Funding is also a question. “The resources provided by the government to CONADI for this work are very limited. We are working with the same budget as in 2006 and our work has doubled,” Painemal reported.

In the process of reviving languages that express the world views and identities of indigenous peoples, the communities themselves have a key role to play. This has been demonstrated by the recovery of some of the basic elements of the extinct Atacameño language Cunsa, commented Roberto Lehnert, a researcher from the University of Antofagasta in northern Chile.

It was the determination of the communities of San Pedro de Atacama to preserve their culture that made it possible for the university to develop a series of text books used in the region’s schools since 1997. Some 500 students in grades one through five now use the Licana text books created as part of this bilingual intercultural education project.

Specialists also stress that any educational policy should be accompanied by social initiatives to encourage the use of indigenous languages, particularly in the media, through newspapers, magazines, radio and television.
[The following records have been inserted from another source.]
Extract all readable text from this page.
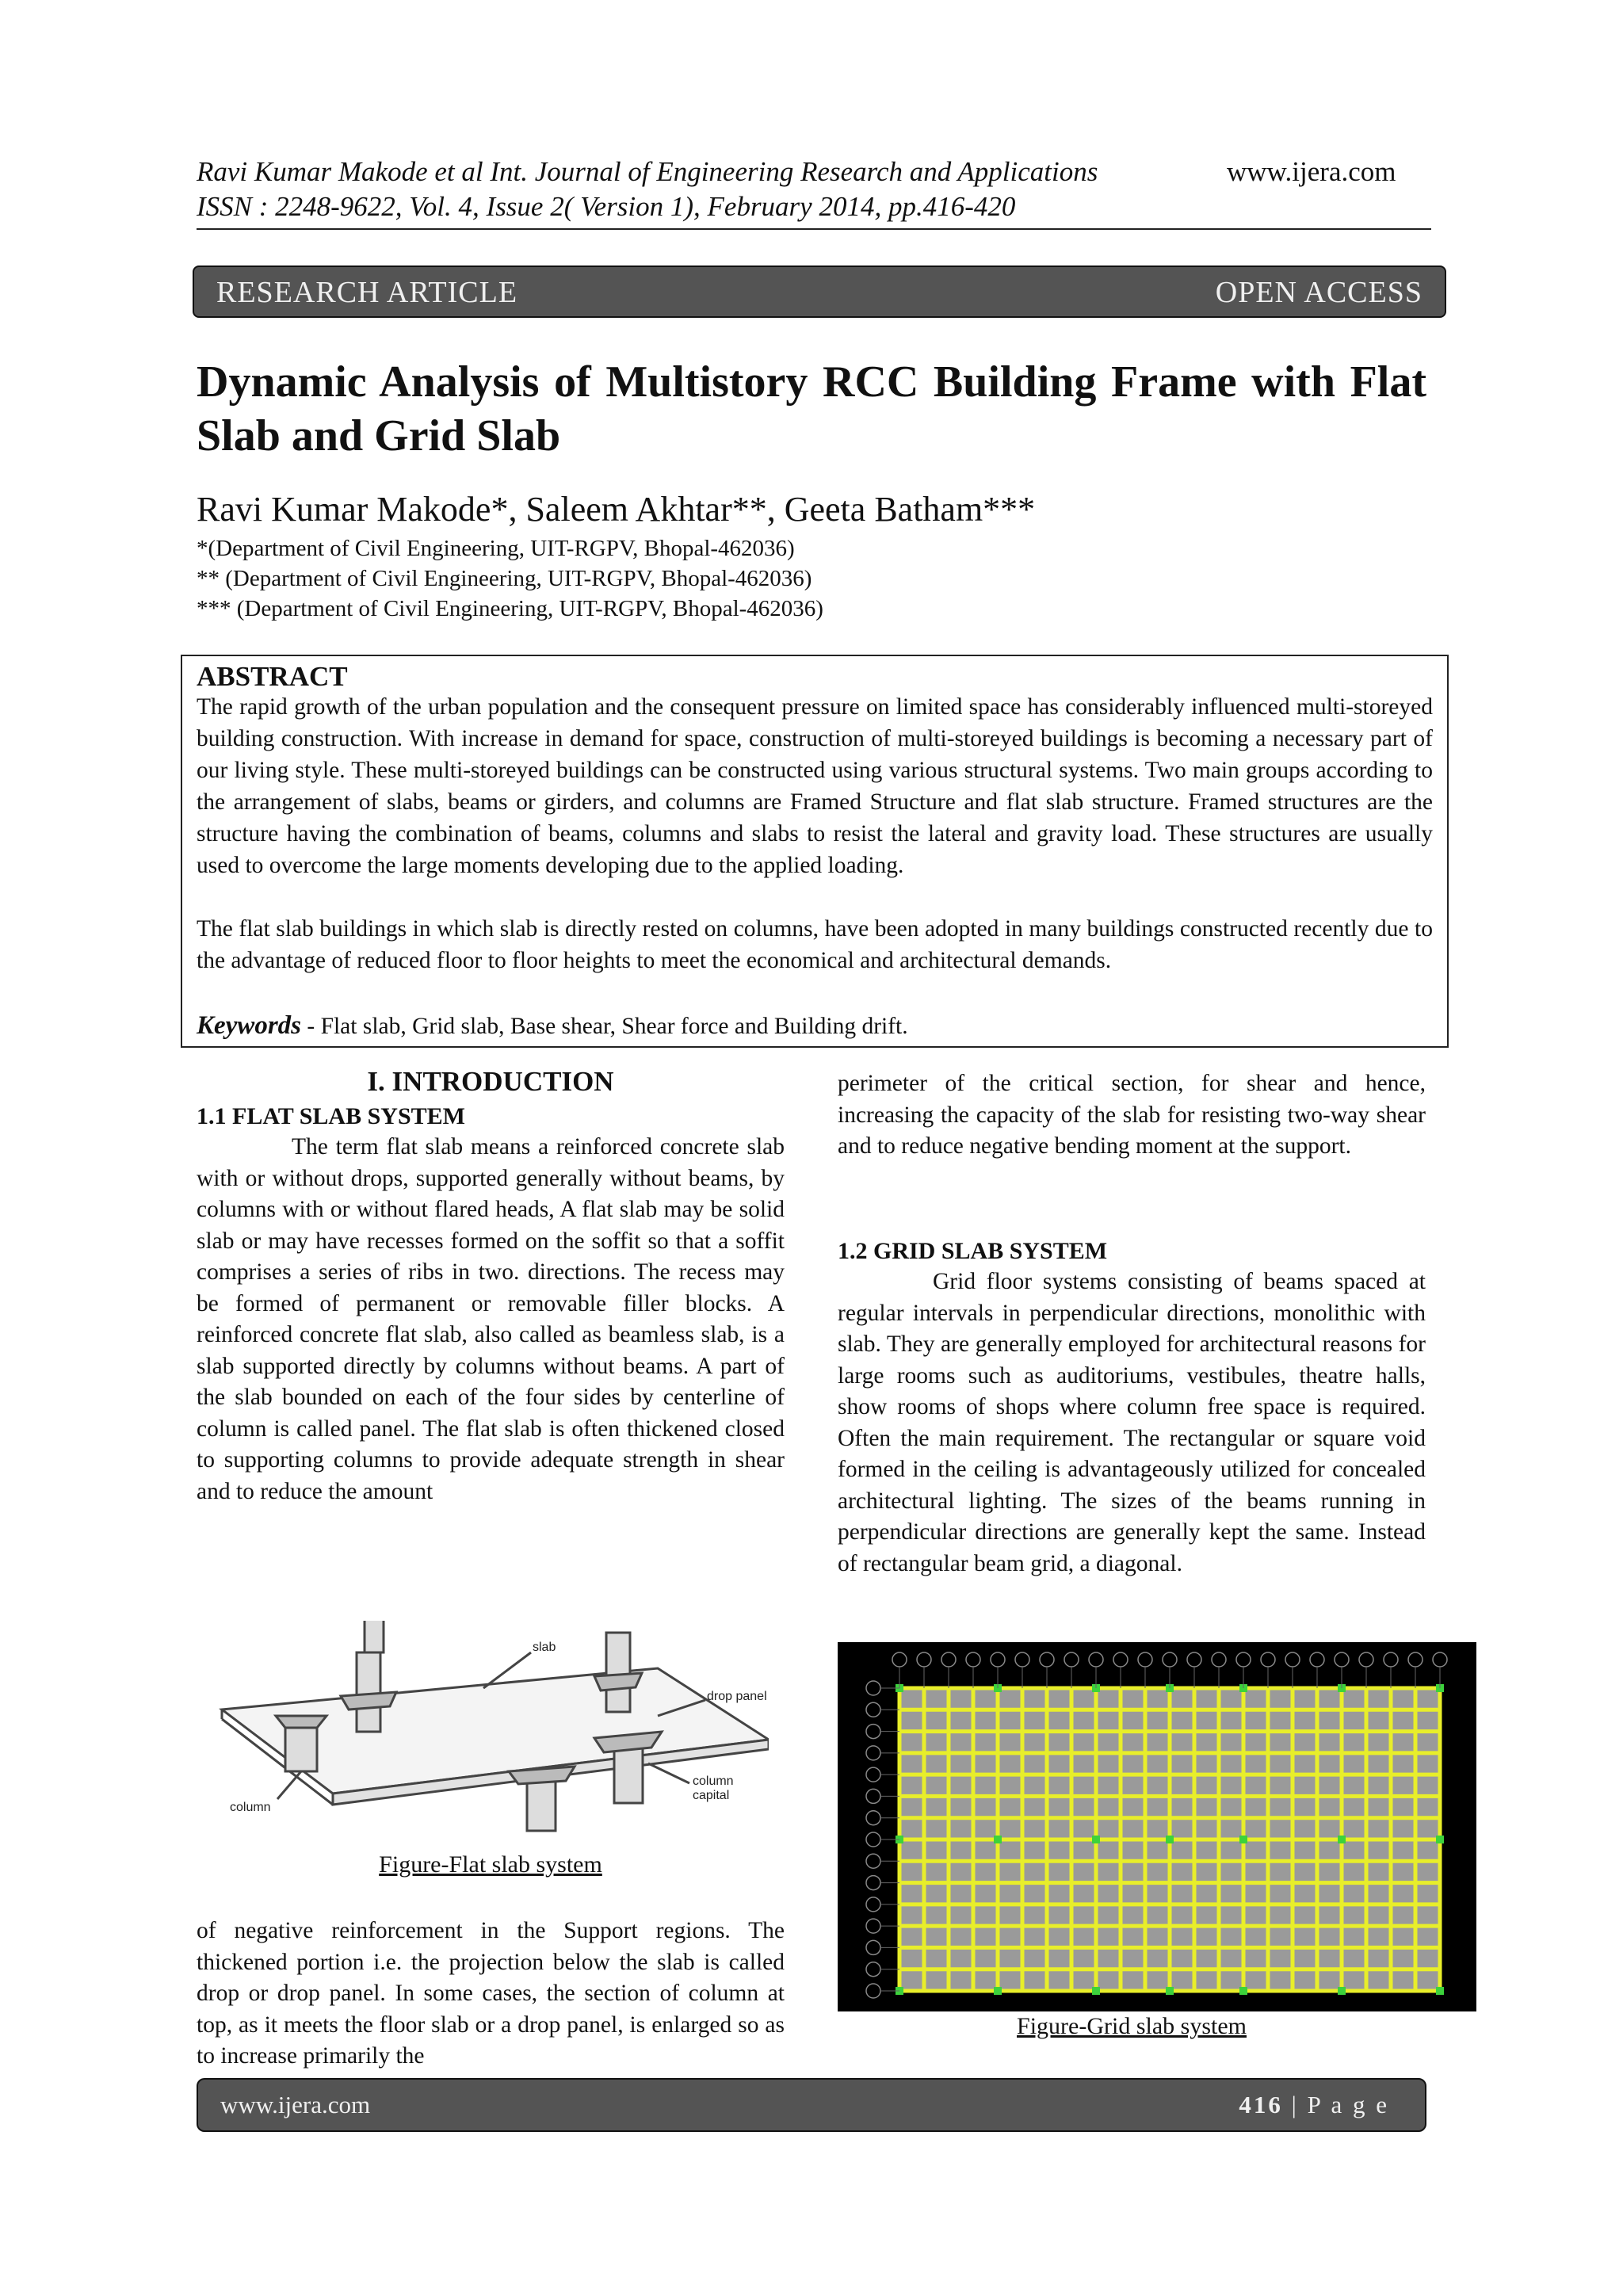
Ravi Kumar Makode et al Int. Journal of Engineering Research and Applications	www.ijera.com
ISSN : 2248-9622, Vol. 4, Issue 2( Version 1), February 2014, pp.416-420
RESEARCH ARTICLE	OPEN ACCESS
Dynamic Analysis of Multistory RCC Building Frame with Flat Slab and Grid Slab
Ravi Kumar Makode*, Saleem Akhtar**, Geeta Batham***
*(Department of Civil Engineering, UIT-RGPV, Bhopal-462036)
** (Department of Civil Engineering, UIT-RGPV, Bhopal-462036)
*** (Department of Civil Engineering, UIT-RGPV, Bhopal-462036)
ABSTRACT
The rapid growth of the urban population and the consequent pressure on limited space has considerably influenced multi-storeyed building construction. With increase in demand for space, construction of multi-storeyed buildings is becoming a necessary part of our living style. These multi-storeyed buildings can be constructed using various structural systems. Two main groups according to the arrangement of slabs, beams or girders, and columns are Framed Structure and flat slab structure. Framed structures are the structure having the combination of beams, columns and slabs to resist the lateral and gravity load. These structures are usually used to overcome the large moments developing due to the applied loading.
The flat slab buildings in which slab is directly rested on columns, have been adopted in many buildings constructed recently due to the advantage of reduced floor to floor heights to meet the economical and architectural demands.
Keywords - Flat slab, Grid slab, Base shear, Shear force and Building drift.
I. INTRODUCTION
1.1 FLAT SLAB SYSTEM
The term flat slab means a reinforced concrete slab with or without drops, supported generally without beams, by columns with or without flared heads, A flat slab may be solid slab or may have recesses formed on the soffit so that a soffit comprises a series of ribs in two. directions. The recess may be formed of permanent or removable filler blocks. A reinforced concrete flat slab, also called as beamless slab, is a slab supported directly by columns without beams. A part of the slab bounded on each of the four sides by centerline of column is called panel. The flat slab is often thickened closed to supporting columns to provide adequate strength in shear and to reduce the amount
slab
drop panel
column
column
capital
Figure-Flat slab system
of negative reinforcement in the Support regions. The thickened portion i.e. the projection below the slab is called drop or drop panel. In some cases, the section of column at top, as it meets the floor slab or a drop panel, is enlarged so as to increase primarily the
perimeter of the critical section, for shear and hence, increasing the capacity of the slab for resisting two-way shear and to reduce negative bending moment at the support.
1.2 GRID SLAB SYSTEM
Grid floor systems consisting of beams spaced at regular intervals in perpendicular directions, monolithic with slab. They are generally employed for architectural reasons for large rooms such as auditoriums, vestibules, theatre halls, show rooms of shops where column free space is required. Often the main requirement. The rectangular or square void formed in the ceiling is advantageously utilized for concealed architectural lighting. The sizes of the beams running in perpendicular directions are generally kept the same. Instead of rectangular beam grid, a diagonal.
Figure-Grid slab system
www.ijera.com	416 | P a g e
On Sept. 12, CONADI will launch a television news show in the Mapuzugun language, which will be broadcast Saturday nights at 10 p.m. and Sunday afternoons at 2 p.m. on Channel 2, a community television network based in Temuco in the southern Araucanía region. The newscasts can also be seen online at www.canal2temuco.cl.

For Painemal, the language issue is part of something much more wide-reaching. “If societies do not deal with the indigenous question in all of its aspects – social, economic, political, cultural and linguistic – they will face serious problems, because younger generations are aware of their rights as members of a culture,” he stressed.